THIS ARTICLE WAS WRITTEN & PUBLISHED BY PASTOR NATHAN ROUSE
Something disturbing has crept into the american church and it’s not pretty.
Many Christians have allowed themselves to take drinking alcohol lightly.
Now before you start throwing the legalistic stones at me, let me first make the following clear:
I don’t believe drinking alcohol is a sin.
Of course, getting drunk is. Alcohol is one of the biggest killers in our society, and as always it continues to take a destructive toll on marriages and families.
But, there’s another problem:
The often overlooked sin that is rearing its ugly head are Christians displaying their love and consumption of alcohol to those around them in public and on social media, when there are many around them that struggle with this temptation and addiction.
The Apostle Paul addressed a similar situation when dealing with those in the church arguing over whether they could eat meat sacrificed to idols. Paul declared that even though they had the freedom to eat meat sacrificed to idols, they should love those that struggled with this practice enough to not do it front of them.
1 Cor. 8:9-13
8 Now concerning[a] food offered to idols: we know that “all of us possess knowledge.” This “knowledge” puffs up, but love builds up. 2 If anyone imagines that he knows something, he does not yet know as he ought to know. 3 But if anyone loves God, he is known by God.[b]
4 Therefore, as to the eating of food offered to idols, we know that “an idol has no real existence,” and that“there is no God but one.” 5 For although there may be so-called gods in heaven or on earth—as indeed there are many “gods” and many “lords”— 6 yet for us there is one God, the Father, from whom are all things and for whom we exist, and one Lord, Jesus Christ, through whom are all things and through whom we exist.

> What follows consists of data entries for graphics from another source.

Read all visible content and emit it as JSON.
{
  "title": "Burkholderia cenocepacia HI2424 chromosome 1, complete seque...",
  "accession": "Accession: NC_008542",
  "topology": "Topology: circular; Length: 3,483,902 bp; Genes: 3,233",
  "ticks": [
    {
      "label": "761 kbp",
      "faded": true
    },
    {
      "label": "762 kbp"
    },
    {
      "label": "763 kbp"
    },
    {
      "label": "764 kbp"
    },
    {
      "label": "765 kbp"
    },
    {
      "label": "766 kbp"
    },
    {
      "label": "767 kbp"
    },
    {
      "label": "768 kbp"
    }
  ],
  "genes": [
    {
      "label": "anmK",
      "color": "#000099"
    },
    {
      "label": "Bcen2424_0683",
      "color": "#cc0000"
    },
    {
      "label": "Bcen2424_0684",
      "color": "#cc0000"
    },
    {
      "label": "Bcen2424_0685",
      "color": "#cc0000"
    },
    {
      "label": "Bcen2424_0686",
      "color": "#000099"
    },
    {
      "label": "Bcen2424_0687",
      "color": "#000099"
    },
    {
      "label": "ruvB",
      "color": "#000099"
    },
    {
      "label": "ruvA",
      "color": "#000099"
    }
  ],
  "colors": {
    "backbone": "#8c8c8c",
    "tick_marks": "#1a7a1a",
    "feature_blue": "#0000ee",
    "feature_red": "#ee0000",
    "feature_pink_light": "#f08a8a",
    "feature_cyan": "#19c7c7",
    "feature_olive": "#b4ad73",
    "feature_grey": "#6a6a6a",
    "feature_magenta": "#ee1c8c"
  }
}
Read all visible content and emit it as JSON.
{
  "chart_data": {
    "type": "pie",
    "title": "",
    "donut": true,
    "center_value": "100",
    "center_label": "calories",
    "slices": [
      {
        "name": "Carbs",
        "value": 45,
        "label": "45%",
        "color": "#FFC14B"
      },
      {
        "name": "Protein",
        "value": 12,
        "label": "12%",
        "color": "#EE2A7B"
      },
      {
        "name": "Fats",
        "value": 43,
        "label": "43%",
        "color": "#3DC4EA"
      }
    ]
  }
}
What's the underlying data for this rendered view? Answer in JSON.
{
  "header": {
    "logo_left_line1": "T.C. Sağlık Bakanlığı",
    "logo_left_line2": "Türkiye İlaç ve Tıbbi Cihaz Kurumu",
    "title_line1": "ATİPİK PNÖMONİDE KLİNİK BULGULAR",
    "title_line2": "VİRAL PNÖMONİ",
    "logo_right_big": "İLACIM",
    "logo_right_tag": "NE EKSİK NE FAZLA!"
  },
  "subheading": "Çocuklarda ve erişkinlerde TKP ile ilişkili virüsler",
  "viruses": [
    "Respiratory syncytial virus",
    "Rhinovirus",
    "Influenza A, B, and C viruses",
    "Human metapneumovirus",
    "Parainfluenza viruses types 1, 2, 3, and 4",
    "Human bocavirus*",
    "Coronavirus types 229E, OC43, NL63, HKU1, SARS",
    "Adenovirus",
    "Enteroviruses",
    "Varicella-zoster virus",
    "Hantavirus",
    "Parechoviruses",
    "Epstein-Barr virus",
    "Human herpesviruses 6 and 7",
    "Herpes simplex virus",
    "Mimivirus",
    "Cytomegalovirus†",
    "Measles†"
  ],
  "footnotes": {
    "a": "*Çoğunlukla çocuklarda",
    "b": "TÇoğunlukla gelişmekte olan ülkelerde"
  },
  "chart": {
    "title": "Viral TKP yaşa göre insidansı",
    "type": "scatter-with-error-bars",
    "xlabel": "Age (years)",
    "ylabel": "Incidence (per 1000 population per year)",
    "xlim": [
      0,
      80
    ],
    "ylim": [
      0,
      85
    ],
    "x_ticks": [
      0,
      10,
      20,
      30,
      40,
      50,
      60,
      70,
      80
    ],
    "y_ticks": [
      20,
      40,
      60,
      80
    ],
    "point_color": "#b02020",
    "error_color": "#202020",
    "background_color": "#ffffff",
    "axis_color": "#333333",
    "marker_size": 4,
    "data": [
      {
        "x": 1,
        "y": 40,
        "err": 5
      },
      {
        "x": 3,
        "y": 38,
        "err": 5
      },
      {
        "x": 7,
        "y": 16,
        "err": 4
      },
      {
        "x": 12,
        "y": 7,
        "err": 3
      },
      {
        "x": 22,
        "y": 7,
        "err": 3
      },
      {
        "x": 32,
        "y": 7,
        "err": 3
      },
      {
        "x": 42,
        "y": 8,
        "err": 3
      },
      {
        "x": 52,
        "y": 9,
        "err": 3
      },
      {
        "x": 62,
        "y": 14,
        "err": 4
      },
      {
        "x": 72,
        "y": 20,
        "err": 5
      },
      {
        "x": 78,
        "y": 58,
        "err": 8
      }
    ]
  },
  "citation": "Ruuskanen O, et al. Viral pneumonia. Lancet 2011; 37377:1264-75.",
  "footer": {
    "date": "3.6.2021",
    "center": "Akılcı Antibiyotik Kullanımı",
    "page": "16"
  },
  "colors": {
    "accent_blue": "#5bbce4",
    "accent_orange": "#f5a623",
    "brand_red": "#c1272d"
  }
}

7 However, not all possess this knowledge. But some, through former association with idols, eat food as really offered to an idol, and their conscience, being weak, is defiled. 8 Food will not commend us to God. We are no worse off if we do not eat, and no better off if we do. 9 But take care that this right of yours does not somehow become a stumbling block to the weak. 10 For if anyone sees you who have knowledge eating[c] in an idol’s temple, will he not be encouraged,[d] if his conscience is weak, to eat food offered to idols? 11 And so by your knowledge this weak person is destroyed, the brother for whom Christ died. 12 Thus, sinning against your brothers[e] and wounding their conscience when it is weak, you sin against Christ. 13 Therefore, if food makes my brother stumble, I will never eat meat, lest I make my brother stumble.
We sin against other Christians and “wound their conscience” (as well as sin against Christ) when we openly act in a way that would cause them to stumble.
Now, before you say you only do this with others that are like-minded or with your spouse, let me ask the following questions:
Do you highlight or joke about your drinking in person or on social media (posting pictures of your margarita, wine or bottles of beer)?
Do you drink in public when there’s a good chance you might meet someone struggling with alcohol?
Like it or not, people hold Christians to a higher standard (as they should). Do you love alcohol so much that you’re willing to let your witness be tarnished? Do you love your “freedom” so much that you could care less how it affects another brother or sister?
This isn’t about rules being broken. This is about loving our brother and sister enough to limit our freedom in Christ so as to not cause them to stumble.
Would you consider this truth?
I love you and I don’t want anything to dim the light that’s shining in and through you.